Today is day 10, one third of the way through Javascript 30. Today’s less is called “Hold Shift to Check Multiple Checkboxes” and in this one Wes encourages you to try out a solution on your own before coming back to the video. So that’s what I did, and surprise! They are a little different.

The idea is that you’ve got a bunch of checkboxes, representing a todo list or an inbox or whatever and you want to click one of them, then hold shift and click another, and all of them in between should be checked. Here’s the approach I took.

As with other lessons, I went to document.querySelectorAll and grabbed all the checkboxes using input[type="checkbox"]. I then added a click event handler to each of them using a forEach loop. And similar to previous lessons, I console logged to make sure things were hooked up correctly and I was getting clicks. I was not. So I tried change and onclick and then I found I had actually used document.querySelector instead of querySelectorAll and once that was in place, clicks where getting logged.

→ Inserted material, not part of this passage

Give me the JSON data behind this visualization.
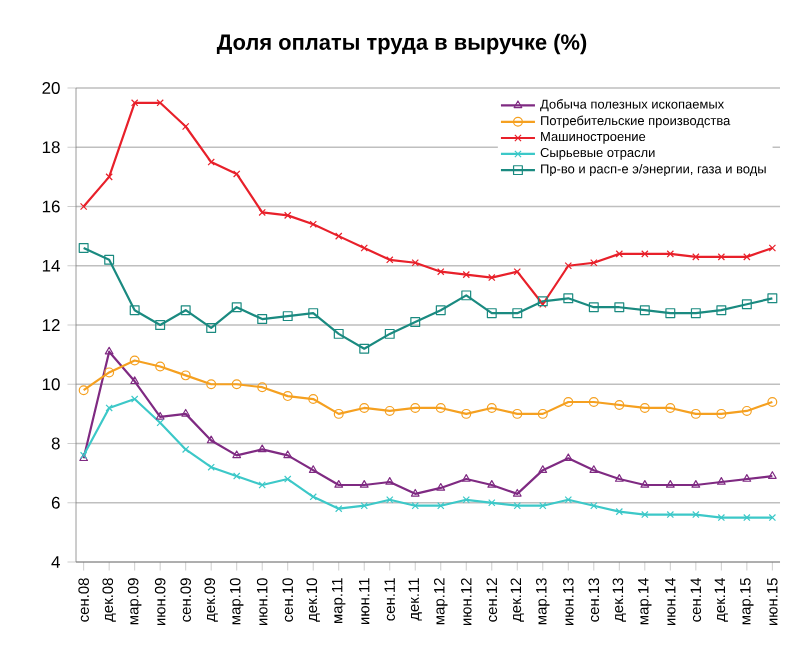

Next, I figured I’d need to keep track of which was the previously clicked checkbox, so I used checkboxes.findIndex to store which checkbox in the array of checkboxes I had clicked, but that doesn’t work. So I turned my NodeList of checkboxes into an array and then it was fine. After that I added a keyup and keydown event listener for key === 'Shift' and used that to turn on and off a groupSelect boolean variable I wanted to use to select more than one thing. My logic was something like “if the thing that was clicked is checked and I either don’t have something previously checked or we’re not in groupSelect mode, then record the index of the thing I checked. Then if we’re in groupSelect mode, then figure out the newly clicked index number and then figure out if it’s a higher or lower number than the previously clicked one. Once we know that call another function I wrote that loops over the checkboxes from the lower index up to and including the higher index and check everything.

That’s the main difference in the solution I made compared to Wes’. Well, one of a few. In the solution in the video he doesn’t use key handlers to figure out if shift is down or not and toggle a mode variable. Turns out it’s just part of the event, even on the click events. So that definitely simplifies things and it was a thing I wasn’t aware of. The other difference though, is that he has an inBetween mode which toggles a variable that indicates if we’re checking or not checking checkboxes. This means it loops over all the checkboxes, even the ones that aren’t going to be checked.

So I don’t think either is better or worse, just different. I’d probably use a bit of what I had and a bit of the new stuff I learned from watching the rest of the video… Maybe. I’m thinking out loud here on this and the efficiency of each solution. The downside with mine is that each time you click and you’re not in the mode that checks everything in between, my code is using findIndex, which I’m pretty sure is visiting every checkbox until it finds one that is right. So I’m paying that tax every time even if I’m just clicking a bunch of different things until I finally figure out the one I want for multi-select.

In Wes’ code, he’s doing one or two equivalency comparisons per node, but only if the code goes into multi-select mode. One minor optimization could be to bail out of the loop once multi-select mode is turned back off. This would prevent you from visiting every checkbox once you’d found the last (in the DOM) clicked checkbox.

Another potential way to handle this could be that when we loop over the checkboxes to add the click event handler, having it “know” which indexed value is clicked so that we don’t need to figure out where in the array of checkboxes it lies and we don’t have to do any equivalency checking withing the check loop. Of course, all bets are off if you have code where the DOM order of the checkboxes can change. In that scenario, I think Wes’ code is going to be best, and having the listener know the position of the checkbox in the array won’t help since it’s not fixed.

I liked this one a lot and I’m looking forward to the Day 11 exercise!